В английских пейзажах было нечто серьезное, настоящее, в корне отличное от Калифорнии 1950 года, мелькнувшей перед глазами Терезы, когда она на краткое время приняла образ Эльзы Дердл. Там ее одолевало ощущение бесконечно раскрывающейся виртуальности: не было ничего, что лежало бы за пределами ее восприятия, однако стоило ей повернуть голову или подъехать к чему-то поближе, как оно, это что-то, мгновенно вплеталось в ткань бытия.
Приблизительно то же самое можно было сказать об английской карте, которая была чем-то вроде языка программирования, системой знаков, символически изображающих ландшафт, остававшийся для нее в большей своей части воображаемым, невиданным и невидимым. Подразумеваемые знаками объекты обретут реальность, когда древняя Англия ее снов предстанет перед ней как бесконечно разворачивающаяся панорама.
Она выехала из Булвертона по приморской дороге, пересекла Певенсийскую равнину и в конце концов, миновав несколько крошечных деревушек, выехала на большое шоссе, связывавшее Истбурн с Лондоном. Здесь она свернула налево, к Лондону, и прибавила скорость. Подняв стекло, чтобы не задувало, она поставила компакт-диск «Оазиса», один из нескольких дисков, найденных ею в машине. Тереза и раньше слышала эту группу, но как-то краем уха, невнимательно, сейчас же она вывела громкость почти на максимум.
За рулем ей легче думалось, и едва ли не все решения, оставившие след в ее памяти, были приняты в автомобиле. Не все они, конечно же, оказывались на поверку верными, но это не делало их менее памятными.
В частности, они с Энди решили пожениться, когда ехали, присматривая мотель для ночевки, по плоским, как стол, равнинам Нью-Джерси. Сидя за рулем машины, она лет сто тому назад решила поступить на работу в Бюро и, сидя в машине же, решила взять отпуск по собственному желанию; правда, на этот раз машина была припаркована на подъездной дорожке пустого, с ослепшими окнами, вудбриджского дома, куда ей не хотелось идти одной, а Энди там больше не было.
От воспоминаний о том дне и о кошмарных событиях, к нему приведших, глаза ее застлало слезами. Именно они, эти события, стали логической основой всех ее дальнейших действий, во всяком случае — так считала она сама. Это жуткое ощущение пустоты, поглощающей все вокруг, ничего не давая взамен.
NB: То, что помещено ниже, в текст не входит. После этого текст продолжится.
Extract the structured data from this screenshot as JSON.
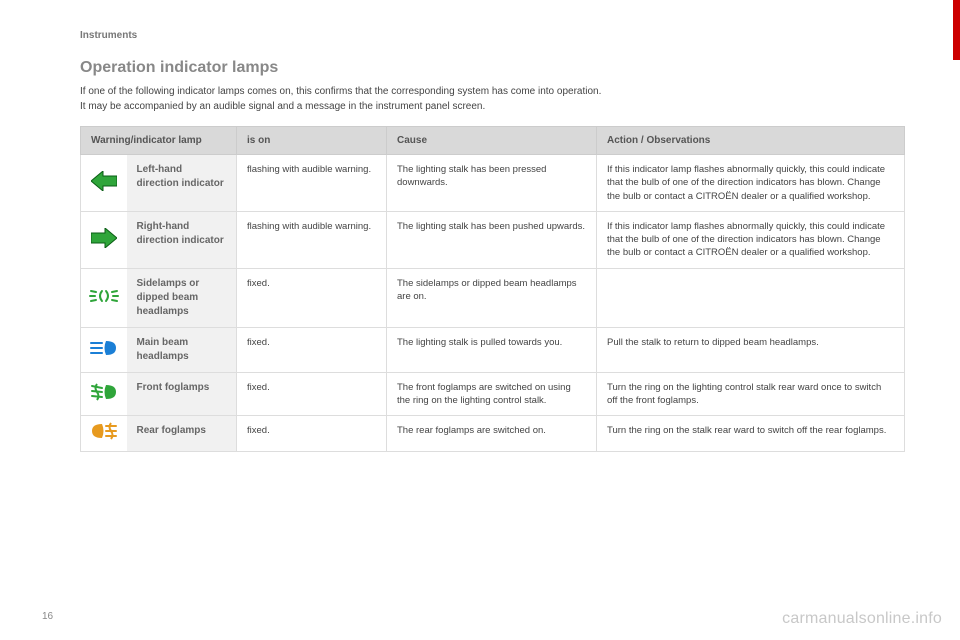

Жизнь свелась к набору избитых фраз; она часто слышала такие фразы от людей, ее любивших, и еще чаще, много чаще, они сами приходили ей на ум. Пропасть утраты засыпали традиционными утешениями, восходящими, можно не сомневаться, к коллективному бессознательному бессчетных поколений, живших и терявших прежде нее. Желание бежать от этих банальностей было едва ли не главным, что зародило в ней мысль о поездке в Англию. В Булвертон, неприметный городок, породнившийся с Кингвуд-Сити столь близко и столь загадочно, обретший для нее неотразимую притягательность.
Непонятное сродство манило; если то, что ей нужно, никак не находится дома, так, может, оно найдется там, в английском городе, о котором и слыхом не слыхивал ни один из американцев. Туманная неопределенность этой тяги вызывала естественные сомнения, однако сила ее была неоспорима. И дело было отнюдь не в незнакомости, чуждости Булвертона, ведь Кингвуд-Сити был для нее, по сути, точно такой же неизвестной величиной; если чуждость была единственным источником притяжения, Тереза могла бы с тем же успехом тянуться к этому унылому пригороду Абилина. Добраться туда было бы много легче и много дешевле, но ей было нужно в Булвертон, она это точно знала.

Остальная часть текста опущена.